We have probably changed more as customers in recent months than in the last years. The data indicates that we buy more online, are more concerned about local businesses, make compulsive purchases due to anxiety, pay more attention to the decoration and renovation of our homes, and so on. Not to mention the financial situation some people are going through and the impact this has on their shopping behaviors.
What we do know about this Christmas season
The season is longer:
This year’s Christmas season kicked off on Amazon Prime Day, which was celebrated with delay in October (it is usually celebrated in summer). In a few days, we will experience another similar event: Black Friday. This date already meant for many an advance of the Christmas season, but this year brands have also started the discount period earlier. This has been their way of adapting to the times we are living in.
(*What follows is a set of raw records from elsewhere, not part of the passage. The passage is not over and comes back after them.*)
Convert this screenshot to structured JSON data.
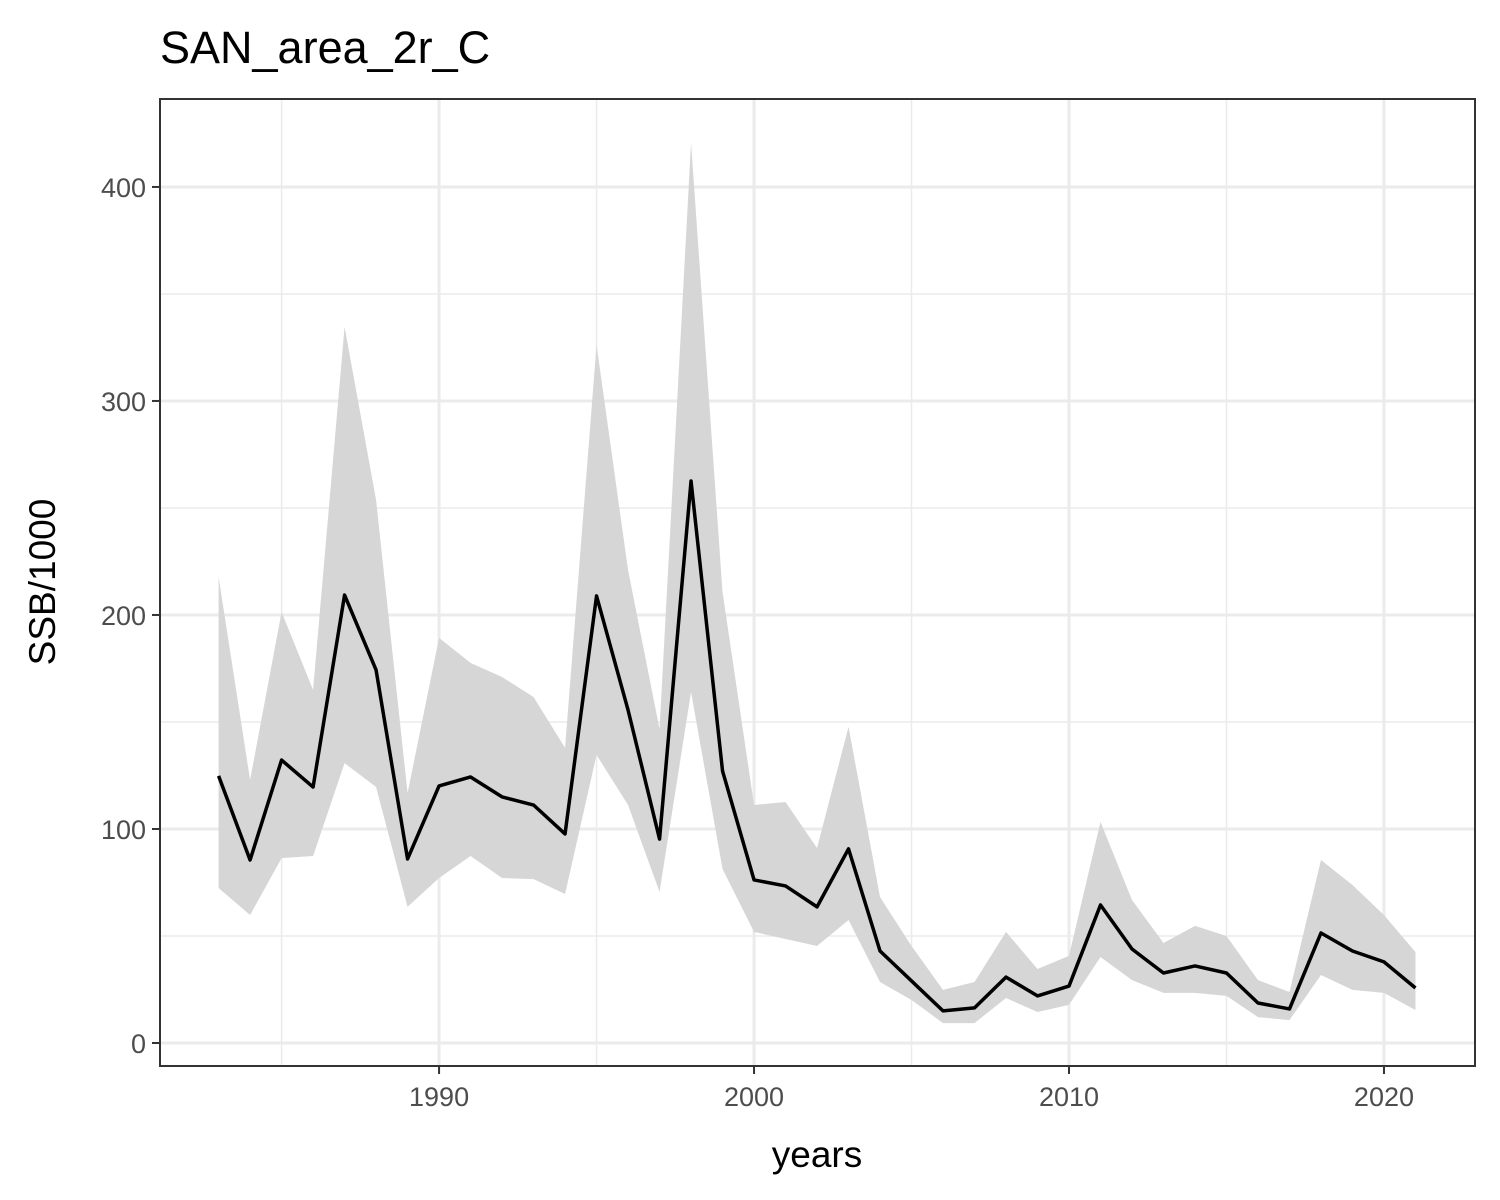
{
  "chart_data": {
    "type": "line",
    "title": "SAN_area_2r_C",
    "x_label": "years",
    "y_label": "SSB/1000",
    "x": [
      1983,
      1984,
      1985,
      1986,
      1987,
      1988,
      1989,
      1990,
      1991,
      1992,
      1993,
      1994,
      1995,
      1996,
      1997,
      1998,
      1999,
      2000,
      2001,
      2002,
      2003,
      2004,
      2005,
      2006,
      2007,
      2008,
      2009,
      2010,
      2011,
      2012,
      2013,
      2014,
      2015,
      2016,
      2017,
      2018,
      2019,
      2020,
      2021
    ],
    "values": [
      124.8,
      85.5,
      132.2,
      119.6,
      209.3,
      174.3,
      86,
      120.1,
      124.3,
      115,
      111.2,
      97.7,
      208.9,
      155.6,
      95.3,
      262.6,
      127.1,
      76.2,
      73.4,
      63.6,
      90.7,
      43,
      29,
      15,
      16.4,
      30.8,
      22,
      26.6,
      64.5,
      43.9,
      32.7,
      36,
      32.7,
      18.7,
      15.9,
      51.4,
      43,
      37.9,
      25.7
    ],
    "upper": [
      217.8,
      122.9,
      201.4,
      165,
      334.6,
      253.7,
      116.8,
      189.3,
      177.6,
      171,
      161.7,
      137.9,
      326.2,
      221,
      146.7,
      420.6,
      210.7,
      111.2,
      112.6,
      91.1,
      147.7,
      68.2,
      45.3,
      24.8,
      28.5,
      51.9,
      34.6,
      40.7,
      103.3,
      66.8,
      46.7,
      54.7,
      50,
      29.4,
      23.8,
      85.5,
      73.8,
      59.8,
      42.5
    ],
    "lower": [
      72.4,
      59.8,
      86.4,
      87.4,
      130.8,
      119.6,
      63.6,
      77.1,
      87.4,
      77.1,
      76.6,
      69.6,
      134.6,
      111.2,
      70.6,
      164,
      81.3,
      51.9,
      48.6,
      45.3,
      57.5,
      28.5,
      20.1,
      9.3,
      9.3,
      21,
      14.5,
      17.8,
      40.2,
      29.4,
      23.4,
      23.4,
      22,
      12.1,
      10.7,
      31.8,
      24.8,
      23.4,
      15.4
    ],
    "color": "#000000",
    "band_color": "#d6d6d6",
    "xlim": [
      1981.14,
      2022.89
    ],
    "ylim": [
      -10.75,
      441.1
    ],
    "xticks": [
      1990,
      2000,
      2010,
      2020
    ],
    "yticks": [
      0,
      100,
      200,
      300,
      400
    ],
    "x_minor_ticks": [
      1985,
      1995,
      2005,
      2015
    ],
    "y_minor_ticks": [
      50,
      150,
      250,
      350
    ],
    "grid": true
  }
}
What does this mean? A longer season leads us to thinking that purchases will be more separate among them. Not all people will do their Christmas shopping in November, but many will take advantage of Black Friday to buy gifts. In fact, many of them already did it in past years, but the uncertainty of what will happen this Christmas may lead more people to doing so. On the other hand, more Black Friday days means more days of discounts and, therefore, more competition (if there wasn’t enough already…). The most forward-thinking customers will buy now. They will also do so those who usually get more carried away by emotions and make more impulsive purchases.
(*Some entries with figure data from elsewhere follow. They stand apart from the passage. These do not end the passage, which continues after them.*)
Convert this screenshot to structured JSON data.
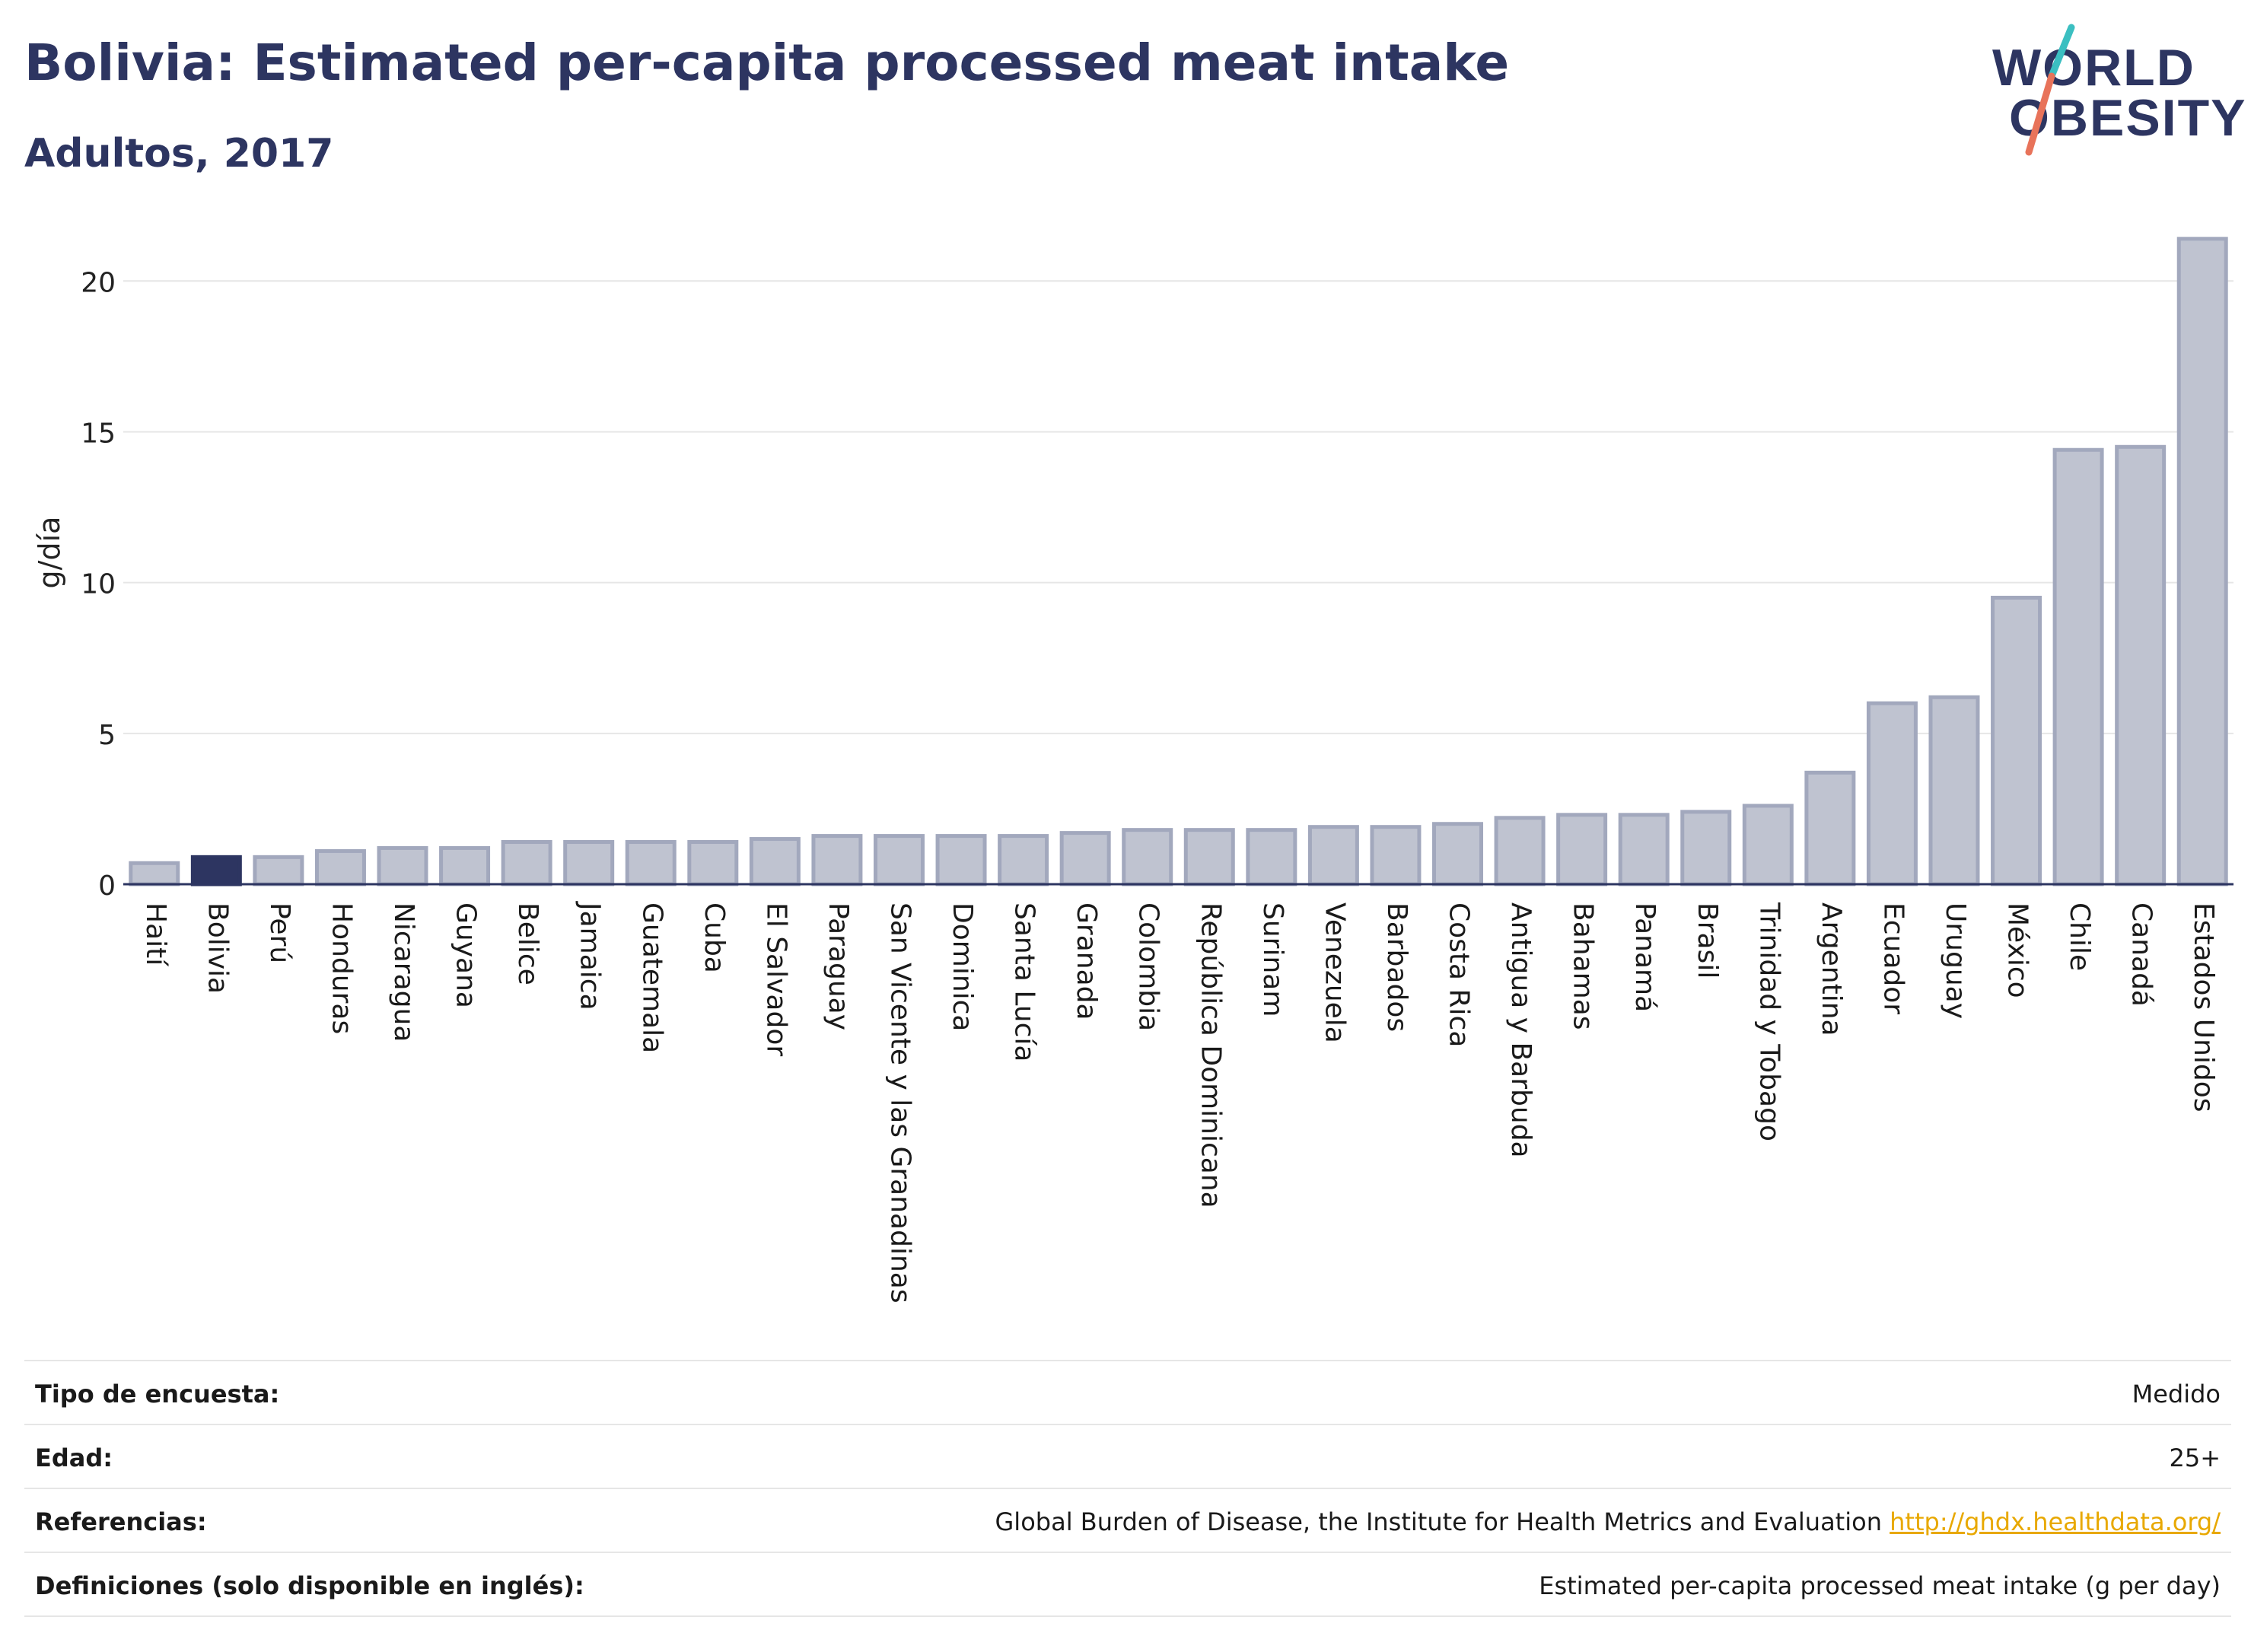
{
  "header": {
    "title": "Bolivia: Estimated per-capita processed meat intake",
    "subtitle": "Adultos, 2017"
  },
  "logo": {
    "line1": "WORLD",
    "line2": "OBESITY",
    "colors": {
      "text": "#2d3561",
      "slash_top": "#3bbfc1",
      "slash_bottom": "#e8735a"
    }
  },
  "chart_data": {
    "type": "bar",
    "ylabel": "g/día",
    "xlabel": "",
    "ylim": [
      0,
      22
    ],
    "yticks": [
      0,
      5,
      10,
      15,
      20
    ],
    "grid": true,
    "highlight": "Bolivia",
    "colors": {
      "bar": "#bfc3d0",
      "bar_edge": "#a2a8bd",
      "highlight": "#2d3561"
    },
    "categories": [
      "Haití",
      "Bolivia",
      "Perú",
      "Honduras",
      "Nicaragua",
      "Guyana",
      "Belice",
      "Jamaica",
      "Guatemala",
      "Cuba",
      "El Salvador",
      "Paraguay",
      "San Vicente y las Granadinas",
      "Dominica",
      "Santa Lucía",
      "Granada",
      "Colombia",
      "República Dominicana",
      "Surinam",
      "Venezuela",
      "Barbados",
      "Costa Rica",
      "Antigua y Barbuda",
      "Bahamas",
      "Panamá",
      "Brasil",
      "Trinidad y Tobago",
      "Argentina",
      "Ecuador",
      "Uruguay",
      "México",
      "Chile",
      "Canadá",
      "Estados Unidos"
    ],
    "values": [
      0.7,
      0.9,
      0.9,
      1.1,
      1.2,
      1.2,
      1.4,
      1.4,
      1.4,
      1.4,
      1.5,
      1.6,
      1.6,
      1.6,
      1.6,
      1.7,
      1.8,
      1.8,
      1.8,
      1.9,
      1.9,
      2.0,
      2.2,
      2.3,
      2.3,
      2.4,
      2.6,
      3.7,
      6.0,
      6.2,
      9.5,
      14.4,
      14.5,
      21.4
    ]
  },
  "meta": [
    {
      "label": "Tipo de encuesta:",
      "value": "Medido"
    },
    {
      "label": "Edad:",
      "value": "25+"
    },
    {
      "label": "Referencias:",
      "value": "Global Burden of Disease, the Institute for Health Metrics and Evaluation",
      "link": "http://ghdx.healthdata.org/"
    },
    {
      "label": "Definiciones (solo disponible en inglés):",
      "value": "Estimated per-capita processed meat intake (g per day)"
    }
  ]
}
The shopping experience is different:
There is still a lot of uncertainty about what exactly will happen this Christmas season: will capacity be reduced in stores? Will shops be allowed to open? Will we be able to visit our family and give them our presents? Whatever the answers are, we know one fact: this season will be different and that will logically affect the shopping experience.
Shopping the days before Christmas is quite an experience. Lights, music or decoration are details that also affect our mood and our way of shopping. In turn, this year safety will be a priority. This has been indicated by studies on consumers and new reality carried out by the consultancy KPMG. This will make us both sell and buy differently. In fact, we are already doing it: online advance purchases, contactless deliveries, prior appointments for purchases, etc.
Last week, Javier Ontiveros, CEO at Quid Qualitas and professor at this business school, gave a seminar on our social networking sites where he discussed the shopping experience. In this case, he explained how technology helps drive customer experience. We highly recommend watching it. Without a doubt, thinking and paying attention to clients and the experience they are having may make a difference in this uncertain and complex times.